Quita H
3 min readOct 27, 2019

inferno xxxiv 139

It was a Saturday night that was getting colder, in early October. We had driven out for the day to the park, only an hour or so from the city. Time was measured in minutes here, even though this was a different hour than normal. Not an hour driving on the optimally curved two-lane interstates, roaring past cornfields and small towns with one conveniently placed gas station, but an hour minutes driving on “the backroads”. The backroads were straight gridded, too rigid to get you where you needed to go at the usual pace. We went by the wind farms that soaked up the inexhaustible emptiness of the former prairie. We went by the pumpkin patches, acres full-sized pumpkins vined across the ground, that would eventually sit in grocery stores and then be carved by children and then rot. All of the space was used, by something, something that the city couldn’t fit but needed.

When we drove back it was dark. The pumpkin patches and wind farms and everything else was washed away in the blackness of the night and only the stars remained. The ground was flat, so the light pollution of the city was visible in the distance, a gray haze that was the destination. The stars above us in the prairie sky were sharp and so much richer than they were in the city. We couldn’t stop looking at them, leaning forward to look up through the windshield of the car, so we pulled over. Standing in the harvested cornfields, three thousand feet from the house of whoever ran the cornfields, we looked at the stars, still just as sharp as they had been in the car. It was cold, but looking at the stars demands the cold, since the stars have to sit in a cold black void forever.

“It’s crazy that the stars have burned the same way throughout the entirety of human history. Stars do live and die like us, but thousands of years ago the night sky was still exactly the same because their timescale is so different from ours. Everyone that’s ever lived has looked up at the stars the same way we do now.”

“I mean it’s not exactly the same.
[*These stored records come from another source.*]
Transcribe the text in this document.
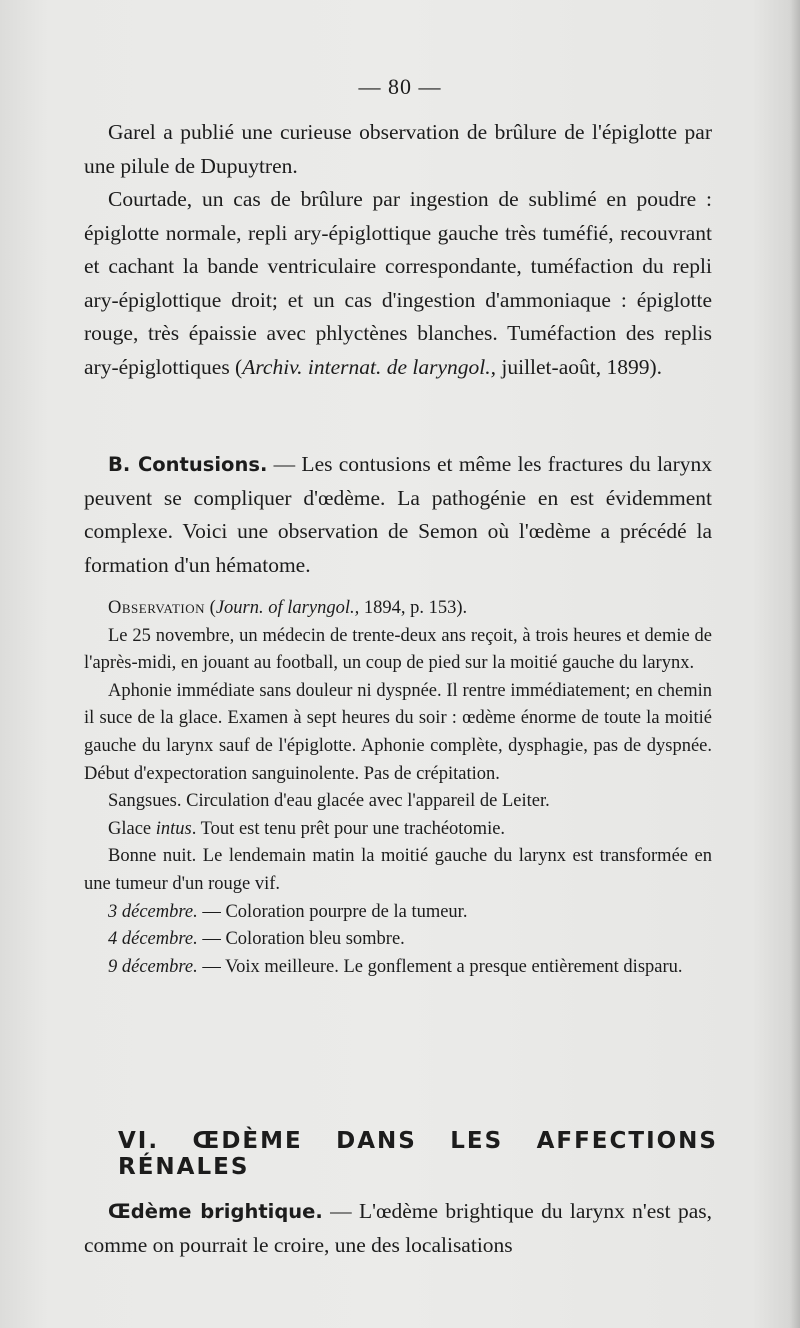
— 80 —

Garel a publié une curieuse observation de brûlure de l'épiglotte par une pilule de Dupuytren.

Courtade, un cas de brûlure par ingestion de sublimé en poudre : épiglotte normale, repli ary-épiglottique gauche très tuméfié, recouvrant et cachant la bande ventriculaire correspondante, tuméfaction du repli ary-épiglottique droit; et un cas d'ingestion d'ammoniaque : épiglotte rouge, très épaissie avec phlyctènes blanches. Tuméfaction des replis ary-épiglottiques (Archiv. internat. de laryngol., juillet-août, 1899).

B. Contusions. — Les contusions et même les fractures du larynx peuvent se compliquer d'œdème. La pathogénie en est évidemment complexe. Voici une observation de Semon où l'œdème a précédé la formation d'un hématome.

Observation (Journ. of laryngol., 1894, p. 153).

Le 25 novembre, un médecin de trente-deux ans reçoit, à trois heures et demie de l'après-midi, en jouant au football, un coup de pied sur la moitié gauche du larynx.

Aphonie immédiate sans douleur ni dyspnée. Il rentre immédiatement; en chemin il suce de la glace. Examen à sept heures du soir : œdème énorme de toute la moitié gauche du larynx sauf de l'épiglotte. Aphonie complète, dysphagie, pas de dyspnée. Début d'expectoration sanguinolente. Pas de crépitation.

Sangsues. Circulation d'eau glacée avec l'appareil de Leiter.

Glace intus. Tout est tenu prêt pour une trachéotomie.

Bonne nuit. Le lendemain matin la moitié gauche du larynx est transformée en une tumeur d'un rouge vif.

3 décembre. — Coloration pourpre de la tumeur.

4 décembre. — Coloration bleu sombre.

9 décembre. — Voix meilleure. Le gonflement a presque entièrement disparu.

VI. ŒDÈME DANS LES AFFECTIONS RÉNALES

Œdème brightique. — L'œdème brightique du larynx n'est pas, comme on pourrait le croire, une des localisations
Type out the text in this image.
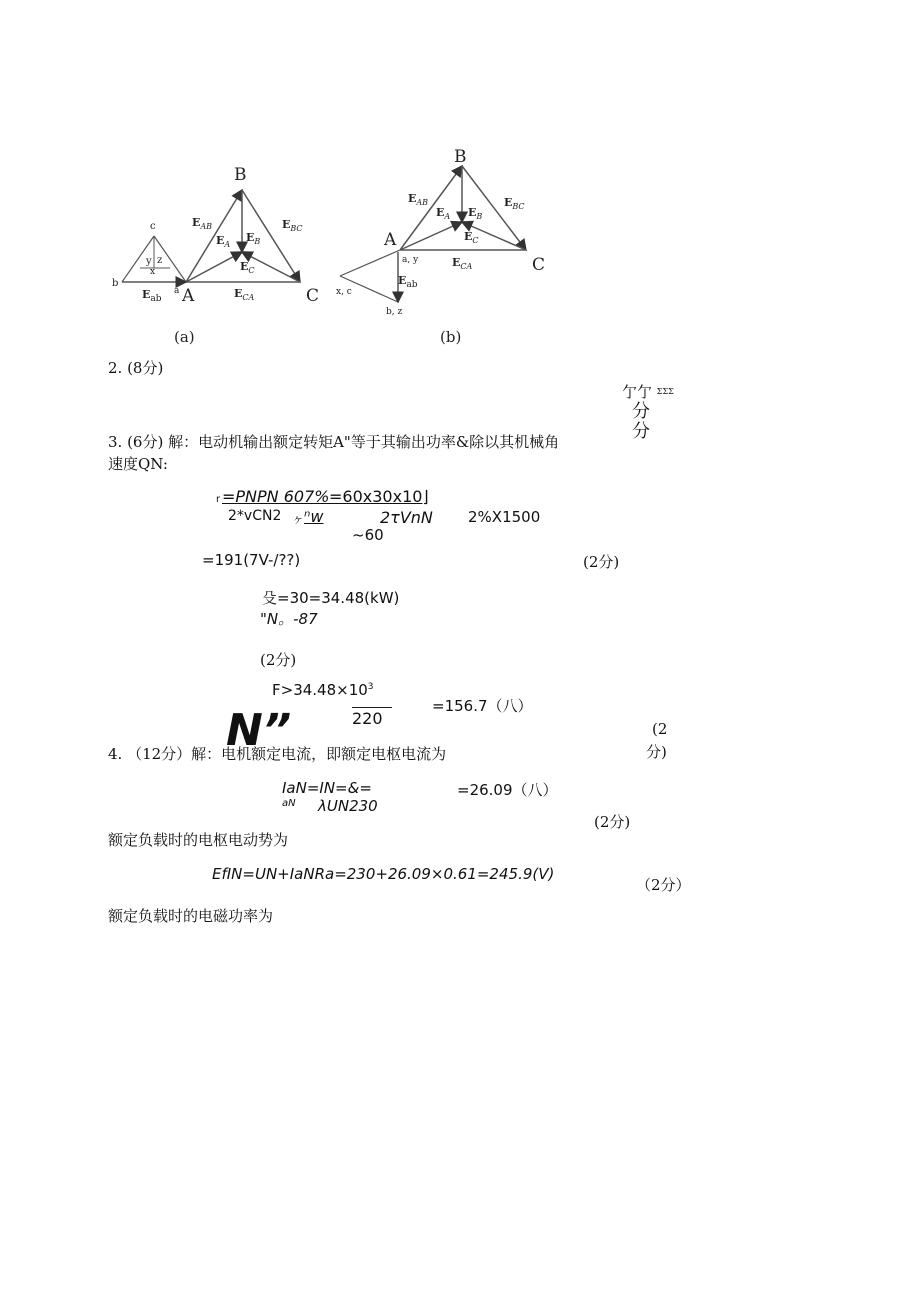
A
B
C
a
b
c
y z
x
$E_{AB}$
$E_A$
$E_B$
$E_{BC}$
$E_C$
$E_{CA}$
$E_{ab}$
(a)
A
B
C
a, y
x, c
b, z
$E_{AB}$
$E_A$ $E_B$
$E_{BC}$
$E_C$
$E_{CA}$
$E_{ab}$
(b)
2. (8分)
亇亇 $^{\Sigma\Sigma\Sigma}$
分
分
3. (6分) 解：电动机输出额定转矩A"等于其输出功率&除以其机械角
速度QN:
r =PNPN 607% =60x30x10⌋
2*vCN2 ヶ ⁿw	2τVnN 2%X1500
~60
=191(7V-/??)	(2分)
殳=30=34.48(kW)
"N。-87
(2分)
$F>34.48\times 10^3$
=156.7（八）
220
(2
分)
N”
4. （12分）解：电机额定电流，即额定电枢电流为
IaN=IN=&=	=26.09（八）
aN λUN230
(2分)
额定负载时的电枢电动势为
EfIN=UN+IaNRa=230+26.09×0.61=245.9(V)
（2分）
额定负载时的电磁功率为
We have to go out here to see the stars, for them the stars were with them every day, even at home. The stars are more primal to us, you have to go out of the city to see them, like animals or water.”

“Are the stars more primal for us though? They didn’t know what the stars were, they were just marks on the black canvas. For us, we know what they are, that they’re balls of fire in the sky incomprehensibly far away. That if I lay on the ground, the stars that are above us now are actually straight ahead, and if I were able to reach far enough I’d be able to touch them, but in my lifetime I’ll never reach far enough.”

“I don’t know about you, but when I look at the stars, I don’t see balls of fire. They’re blue white purple marks in the black canvas above. I know if I lay down, the stars are forward and we exist in the same plane as them, clinging to a ball spinning through the grimy vasty vault of space, but when as we’re sitting here now, I’m looking up at the stars. And the reason I can’t stop looking at them is because I have to look up.”

Then we got back in the car and drove home.